La nuit avançait encore. Les vents avaient diminué de violence. Les nuages, moins épais, couraient toujours très vite, mais de temps en temps la lune en montant de l’horizon de l’est pratiquait une déchirure et hasardait sa face blanche pour regarder le lac. Et comme apeurée par les bruits de la tourmente qui rasait la terre, elle rejoignait les lambeaux de nuage et se cachait. Alors la nuit semblait plus obscure.

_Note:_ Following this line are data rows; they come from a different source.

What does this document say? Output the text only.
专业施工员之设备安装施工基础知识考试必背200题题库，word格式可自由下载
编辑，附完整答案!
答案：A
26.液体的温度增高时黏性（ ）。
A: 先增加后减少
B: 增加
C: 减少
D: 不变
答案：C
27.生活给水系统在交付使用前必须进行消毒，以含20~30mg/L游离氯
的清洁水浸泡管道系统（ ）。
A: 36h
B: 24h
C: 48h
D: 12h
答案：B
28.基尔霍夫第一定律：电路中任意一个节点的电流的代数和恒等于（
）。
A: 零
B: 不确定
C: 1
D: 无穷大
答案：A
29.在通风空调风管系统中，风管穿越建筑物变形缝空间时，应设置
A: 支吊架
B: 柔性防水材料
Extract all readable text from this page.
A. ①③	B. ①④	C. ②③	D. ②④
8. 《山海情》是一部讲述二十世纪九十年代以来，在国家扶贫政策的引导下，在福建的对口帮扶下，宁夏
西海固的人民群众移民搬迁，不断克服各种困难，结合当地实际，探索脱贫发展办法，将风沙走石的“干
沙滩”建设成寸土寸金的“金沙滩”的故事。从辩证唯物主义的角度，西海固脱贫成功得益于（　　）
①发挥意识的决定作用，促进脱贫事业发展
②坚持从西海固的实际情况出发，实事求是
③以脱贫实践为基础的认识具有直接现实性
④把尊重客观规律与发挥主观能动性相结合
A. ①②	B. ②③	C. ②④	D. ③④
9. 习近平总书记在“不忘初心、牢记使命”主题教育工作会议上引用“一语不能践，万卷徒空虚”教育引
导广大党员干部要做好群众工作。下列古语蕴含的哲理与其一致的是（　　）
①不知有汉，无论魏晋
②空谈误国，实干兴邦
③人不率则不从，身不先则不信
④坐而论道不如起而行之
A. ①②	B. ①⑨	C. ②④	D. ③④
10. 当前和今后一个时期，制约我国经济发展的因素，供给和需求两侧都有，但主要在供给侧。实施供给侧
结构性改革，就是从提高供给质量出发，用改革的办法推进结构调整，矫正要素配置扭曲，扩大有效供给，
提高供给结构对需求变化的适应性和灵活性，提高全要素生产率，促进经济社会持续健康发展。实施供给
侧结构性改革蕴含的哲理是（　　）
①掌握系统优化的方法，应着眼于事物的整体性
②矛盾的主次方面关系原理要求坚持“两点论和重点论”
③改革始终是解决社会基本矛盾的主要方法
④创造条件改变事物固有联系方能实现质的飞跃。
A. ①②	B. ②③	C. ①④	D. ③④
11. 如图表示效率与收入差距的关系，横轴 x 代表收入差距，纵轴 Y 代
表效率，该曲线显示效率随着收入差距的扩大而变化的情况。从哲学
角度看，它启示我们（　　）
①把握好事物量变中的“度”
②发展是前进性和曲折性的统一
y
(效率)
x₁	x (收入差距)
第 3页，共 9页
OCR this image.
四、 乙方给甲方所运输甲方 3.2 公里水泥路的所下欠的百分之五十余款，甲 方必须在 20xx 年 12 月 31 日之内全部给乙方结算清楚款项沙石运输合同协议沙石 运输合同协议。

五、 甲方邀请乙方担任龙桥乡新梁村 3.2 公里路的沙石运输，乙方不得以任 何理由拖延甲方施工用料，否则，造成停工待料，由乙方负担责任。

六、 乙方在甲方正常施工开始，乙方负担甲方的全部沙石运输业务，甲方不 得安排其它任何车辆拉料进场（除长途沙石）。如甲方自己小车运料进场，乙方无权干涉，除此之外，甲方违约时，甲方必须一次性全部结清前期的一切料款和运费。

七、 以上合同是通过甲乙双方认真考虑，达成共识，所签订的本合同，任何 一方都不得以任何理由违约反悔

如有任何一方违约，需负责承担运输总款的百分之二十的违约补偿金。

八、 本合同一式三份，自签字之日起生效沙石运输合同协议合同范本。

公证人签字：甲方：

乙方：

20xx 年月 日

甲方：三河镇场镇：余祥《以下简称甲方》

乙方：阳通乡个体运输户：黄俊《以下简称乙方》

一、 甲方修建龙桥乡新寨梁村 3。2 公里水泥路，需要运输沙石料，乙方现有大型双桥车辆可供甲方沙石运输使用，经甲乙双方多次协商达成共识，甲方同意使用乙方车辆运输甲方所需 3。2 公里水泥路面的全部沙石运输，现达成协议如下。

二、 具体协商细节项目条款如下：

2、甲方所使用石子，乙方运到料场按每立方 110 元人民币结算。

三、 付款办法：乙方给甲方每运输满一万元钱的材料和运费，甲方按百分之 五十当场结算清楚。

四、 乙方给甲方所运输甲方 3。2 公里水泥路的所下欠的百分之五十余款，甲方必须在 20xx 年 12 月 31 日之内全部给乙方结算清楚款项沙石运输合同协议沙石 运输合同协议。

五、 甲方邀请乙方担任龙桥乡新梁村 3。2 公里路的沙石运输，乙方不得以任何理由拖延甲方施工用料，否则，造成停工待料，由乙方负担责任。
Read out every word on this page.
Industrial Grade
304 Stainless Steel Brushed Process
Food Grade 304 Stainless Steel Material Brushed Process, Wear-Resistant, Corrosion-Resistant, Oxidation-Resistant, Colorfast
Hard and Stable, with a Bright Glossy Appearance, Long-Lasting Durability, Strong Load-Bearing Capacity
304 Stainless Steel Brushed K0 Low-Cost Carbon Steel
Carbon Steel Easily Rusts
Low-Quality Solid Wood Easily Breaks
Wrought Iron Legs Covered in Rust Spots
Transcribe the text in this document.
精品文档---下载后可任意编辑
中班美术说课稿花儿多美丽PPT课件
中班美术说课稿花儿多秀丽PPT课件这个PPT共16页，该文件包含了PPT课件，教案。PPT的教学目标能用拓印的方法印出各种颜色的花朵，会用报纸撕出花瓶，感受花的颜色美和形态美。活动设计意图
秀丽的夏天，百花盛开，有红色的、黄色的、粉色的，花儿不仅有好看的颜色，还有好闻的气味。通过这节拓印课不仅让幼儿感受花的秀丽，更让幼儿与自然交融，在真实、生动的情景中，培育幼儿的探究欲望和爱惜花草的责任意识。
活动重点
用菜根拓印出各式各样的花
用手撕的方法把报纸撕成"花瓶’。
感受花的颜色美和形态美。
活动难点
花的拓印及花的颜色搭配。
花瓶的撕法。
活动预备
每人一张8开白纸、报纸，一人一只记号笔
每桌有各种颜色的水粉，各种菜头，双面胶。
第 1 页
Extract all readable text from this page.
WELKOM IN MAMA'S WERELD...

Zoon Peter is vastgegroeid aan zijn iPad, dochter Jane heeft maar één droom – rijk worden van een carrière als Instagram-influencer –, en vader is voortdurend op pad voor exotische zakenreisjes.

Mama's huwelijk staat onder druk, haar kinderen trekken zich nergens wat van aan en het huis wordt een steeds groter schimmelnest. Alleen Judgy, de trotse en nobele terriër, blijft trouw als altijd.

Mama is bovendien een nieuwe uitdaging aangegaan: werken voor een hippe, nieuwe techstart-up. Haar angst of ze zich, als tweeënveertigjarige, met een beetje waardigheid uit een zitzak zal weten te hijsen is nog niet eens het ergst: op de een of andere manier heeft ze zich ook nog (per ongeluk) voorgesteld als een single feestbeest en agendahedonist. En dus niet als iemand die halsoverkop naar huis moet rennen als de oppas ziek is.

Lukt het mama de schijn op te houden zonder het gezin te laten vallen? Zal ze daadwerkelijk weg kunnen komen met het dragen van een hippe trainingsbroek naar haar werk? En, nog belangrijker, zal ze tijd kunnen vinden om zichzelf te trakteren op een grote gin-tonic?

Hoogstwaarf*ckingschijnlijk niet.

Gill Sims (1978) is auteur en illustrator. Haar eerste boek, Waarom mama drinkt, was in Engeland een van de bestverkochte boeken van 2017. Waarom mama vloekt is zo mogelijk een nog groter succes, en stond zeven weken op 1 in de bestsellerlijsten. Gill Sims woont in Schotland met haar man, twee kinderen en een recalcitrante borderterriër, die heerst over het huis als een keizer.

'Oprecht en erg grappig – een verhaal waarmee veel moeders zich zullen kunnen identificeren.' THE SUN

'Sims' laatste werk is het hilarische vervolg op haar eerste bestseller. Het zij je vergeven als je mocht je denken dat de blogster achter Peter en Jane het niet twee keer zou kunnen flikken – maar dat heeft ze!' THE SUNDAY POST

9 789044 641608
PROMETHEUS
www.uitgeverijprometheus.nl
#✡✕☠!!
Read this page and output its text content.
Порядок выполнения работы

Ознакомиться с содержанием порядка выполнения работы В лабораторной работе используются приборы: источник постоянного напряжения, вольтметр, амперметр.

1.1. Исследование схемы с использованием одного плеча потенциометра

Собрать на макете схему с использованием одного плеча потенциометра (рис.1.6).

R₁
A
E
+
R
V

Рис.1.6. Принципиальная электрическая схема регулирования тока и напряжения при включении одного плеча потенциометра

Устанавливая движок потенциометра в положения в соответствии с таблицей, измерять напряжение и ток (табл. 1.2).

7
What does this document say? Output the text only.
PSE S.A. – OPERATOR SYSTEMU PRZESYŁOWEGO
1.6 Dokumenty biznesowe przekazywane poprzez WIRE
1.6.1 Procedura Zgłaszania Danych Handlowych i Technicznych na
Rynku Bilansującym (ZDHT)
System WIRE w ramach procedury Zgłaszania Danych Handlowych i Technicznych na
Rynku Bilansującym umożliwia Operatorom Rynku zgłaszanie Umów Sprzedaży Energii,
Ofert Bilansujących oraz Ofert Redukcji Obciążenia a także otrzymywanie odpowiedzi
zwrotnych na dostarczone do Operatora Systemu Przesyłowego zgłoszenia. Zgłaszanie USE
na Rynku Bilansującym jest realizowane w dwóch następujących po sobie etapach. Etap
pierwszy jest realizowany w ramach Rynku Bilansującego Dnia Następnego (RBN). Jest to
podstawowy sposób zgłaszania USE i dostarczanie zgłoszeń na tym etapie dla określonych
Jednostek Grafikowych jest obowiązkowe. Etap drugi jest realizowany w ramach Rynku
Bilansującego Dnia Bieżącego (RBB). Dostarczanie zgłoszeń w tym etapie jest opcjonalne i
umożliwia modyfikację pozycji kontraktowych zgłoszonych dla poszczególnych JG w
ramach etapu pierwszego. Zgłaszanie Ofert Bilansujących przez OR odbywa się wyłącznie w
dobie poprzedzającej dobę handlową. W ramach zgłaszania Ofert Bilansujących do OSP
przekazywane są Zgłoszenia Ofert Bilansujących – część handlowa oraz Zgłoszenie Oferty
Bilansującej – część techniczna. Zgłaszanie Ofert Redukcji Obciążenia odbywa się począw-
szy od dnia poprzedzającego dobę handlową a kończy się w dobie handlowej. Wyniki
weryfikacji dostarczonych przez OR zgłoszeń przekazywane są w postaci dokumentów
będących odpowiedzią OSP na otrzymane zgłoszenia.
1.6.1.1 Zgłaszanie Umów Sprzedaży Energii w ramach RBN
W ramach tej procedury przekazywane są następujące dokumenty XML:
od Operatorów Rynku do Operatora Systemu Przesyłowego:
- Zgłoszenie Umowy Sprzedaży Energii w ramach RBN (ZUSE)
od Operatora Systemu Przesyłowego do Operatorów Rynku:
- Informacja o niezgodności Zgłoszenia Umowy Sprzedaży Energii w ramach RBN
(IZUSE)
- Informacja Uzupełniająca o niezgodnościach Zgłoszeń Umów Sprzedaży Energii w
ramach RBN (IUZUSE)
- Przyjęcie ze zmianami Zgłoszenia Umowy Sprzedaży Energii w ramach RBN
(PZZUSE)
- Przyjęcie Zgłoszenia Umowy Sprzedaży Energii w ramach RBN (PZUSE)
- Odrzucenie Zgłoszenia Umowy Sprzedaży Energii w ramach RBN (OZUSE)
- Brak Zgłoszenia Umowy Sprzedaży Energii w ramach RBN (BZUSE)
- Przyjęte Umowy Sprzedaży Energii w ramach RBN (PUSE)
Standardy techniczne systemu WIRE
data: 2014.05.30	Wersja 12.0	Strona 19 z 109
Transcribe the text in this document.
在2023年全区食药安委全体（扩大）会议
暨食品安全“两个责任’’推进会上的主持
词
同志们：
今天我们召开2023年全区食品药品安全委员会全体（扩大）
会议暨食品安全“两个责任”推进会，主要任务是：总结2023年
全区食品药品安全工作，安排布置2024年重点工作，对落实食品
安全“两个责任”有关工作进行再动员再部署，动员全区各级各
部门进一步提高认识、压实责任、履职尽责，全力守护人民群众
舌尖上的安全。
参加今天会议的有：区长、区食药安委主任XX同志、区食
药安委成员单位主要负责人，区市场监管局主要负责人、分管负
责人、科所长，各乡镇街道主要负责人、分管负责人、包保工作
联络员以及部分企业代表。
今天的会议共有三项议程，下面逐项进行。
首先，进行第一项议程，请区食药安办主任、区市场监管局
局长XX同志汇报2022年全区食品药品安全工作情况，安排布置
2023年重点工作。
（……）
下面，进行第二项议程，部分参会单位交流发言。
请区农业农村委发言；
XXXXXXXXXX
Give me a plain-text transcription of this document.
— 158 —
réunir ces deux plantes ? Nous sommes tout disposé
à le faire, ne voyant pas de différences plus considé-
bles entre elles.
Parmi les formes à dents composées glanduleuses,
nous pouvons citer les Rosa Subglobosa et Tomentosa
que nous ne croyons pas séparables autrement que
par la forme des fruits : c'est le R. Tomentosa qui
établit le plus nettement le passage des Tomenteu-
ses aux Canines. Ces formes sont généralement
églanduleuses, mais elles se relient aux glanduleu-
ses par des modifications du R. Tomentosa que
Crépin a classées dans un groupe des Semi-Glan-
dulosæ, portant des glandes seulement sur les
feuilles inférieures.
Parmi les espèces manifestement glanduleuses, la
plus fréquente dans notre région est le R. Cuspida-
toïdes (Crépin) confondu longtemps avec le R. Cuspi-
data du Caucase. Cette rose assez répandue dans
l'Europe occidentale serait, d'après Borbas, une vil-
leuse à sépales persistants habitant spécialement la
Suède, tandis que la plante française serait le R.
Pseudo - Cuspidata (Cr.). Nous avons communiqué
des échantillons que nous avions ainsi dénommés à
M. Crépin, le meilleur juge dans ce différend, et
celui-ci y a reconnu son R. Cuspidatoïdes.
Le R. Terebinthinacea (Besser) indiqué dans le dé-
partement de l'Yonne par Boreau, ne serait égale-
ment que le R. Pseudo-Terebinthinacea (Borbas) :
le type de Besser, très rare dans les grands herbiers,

C’est à l’un de ces moments d’obscurité funèbre que des ombres humaines surgirent tout à coup des bois avoisinant la place du lac. Ils s’approchèrent tout près des eaux clapoteuses, et l’un d’eux, ayant élevé ses deux mains en visière au-dessus de ses yeux, prononça en anglais d’une voix basse :
– Boys, nous les tenons ! Voyez cette lumière là-bas vivement ballottée !
– Ho ! ho ! firent une dizaine d’hommes armés de fusils.
– Allez chercher le canot… pas un mot… pas un bruit ! commanda celui qui avait parlé.
Les dix hommes, ou mieux les dix ombres s’enfoncèrent sous bois, glissant silencieusement. Ils revinrent dix minutes après portant sur leurs épaules un léger canot muni de rames et de câbles.
L’embarcation fut déposée sur l’eau moutonneuse, les inconnus embarquèrent, prirent chacun une rame, et leur chef commanda :
– Allez !
Mais cet homme, tout à coup poussa un juron.
– Boys, dit-il, nous sommes arrivés trop tard !
– Ho ! ho ! firent les dix ombres qui ramaient.
– Voyez cette blancheur qui se balance, ne dirait-on pas que le navire déploie ses voiles ? Regardez !
– Ho ! ho ! firent encore les voix ahuries des rameurs.
– Un bon coup de rames, boys, cria le chef, le bâtiment appareille !
Courbés sur leurs rames, les dix hommes, le souffle rude, dédoublaient d’efforts. Et la légère embarcation sautait de lame en lame et diminuait très rapidement la distance entre elle et le navire, dont on commençait à distinguer la confuse silhouette sous ses voiles blanches qu’on hissait l’une après l’autre.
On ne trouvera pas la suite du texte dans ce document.